Sunday, January 20, 2013

Good Morning Jack...

Letter to My Son
Sunday, 20 January

Good Morning Jack…

Frederick Remington’s iconic Western scene, Aiding a Comrade, depicts the possible doom of three horsemen at its most precarious moment.  While hotly pursued across an arid plain by a band of hostile Indians, one of the three riders falls from his rearing horse.  Has the fallen man been shot?  Was his mount reacting to being struck when an Indian discharged his rifle?  The answers here are critical to the actions available for the two remaining riders.  Having precious few seconds to react the men must decide who to save and how to go about it.  Reasoned thought is fractured by the charged emotions of those facing imminent death.  Remington has carefully portrayed this moment of climatic desperation in order to confront you with the question, “What is it you would do?”

There seems no palatable choice.  Valor would have the two remaining riders stay and die defending their stricken comrade.  The alternative is flight, dooming your companion in order to preserve your chance at continued life.  What if you dismount, determined to fight, only to have the third rider continue to flee, deserting you both?  Is it possible you’re the one riding off in panic?  Glancing back over your shoulder you capture the image of your betrayal, the merciless death of two men, whose names and faces will confront you daily for the remainder of your days. 
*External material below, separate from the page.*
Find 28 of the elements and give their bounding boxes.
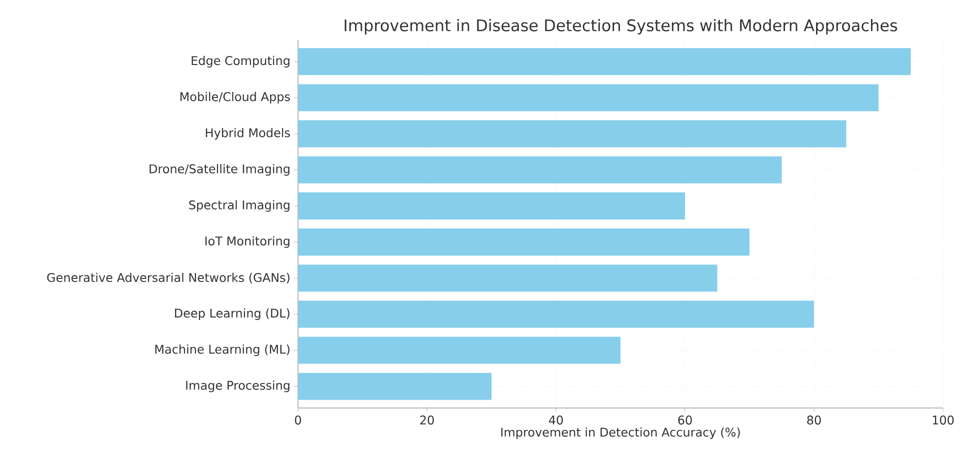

Remington’s painting skillfully captures a moment of high adventure but his art sweeps you into the drama, determined to prod you into revealing something of yourself to yourself.  Chances are you can’t answer his question with any certainty.  But your own lack of clarity as to how you would react is what gives the painting its great emotional power.  Would you readily stay with the fallen man were he your cherished brother?  How likely would you fight and die for the man were he but another hired hand you hardly knew?  Maybe it shouldn’t matter but it probably does.  If you’re the one choosing to flee then what value do you place on this life you saved for yourself? 

Can you imagine a life of mornings waking to the question, “What kind of person am I?”  If you don’t like the answer what is it you need do to change it?  What acts of redemption are there to lift one’s burden of guilt?  Fortunately few people are confronted with the decisions faced by the men in Remington’s painting.  We can breathe easily, comfortable with the fact we are more valuable alive than were we to be dead.  Our honor need not be brought to question by severe circumstance.  Our character can be built upon daily acts of kindness towards others.  We are free to peaceably reinforce the qualities of just living.  Too often violence results not only in physical death but it also takes away the lives of those who remain living. 

A comic book illustration, an action movie sequence often has terrific entertainment value.  Something we like to think of as art provides us paths of conversation we might not normally consider, and for good reason.  Those discussions can lead us to dark places.  Undoubtedly it has its redeeming value but, like a tablespoon of cod liver oil in the morning, a little goes a long way.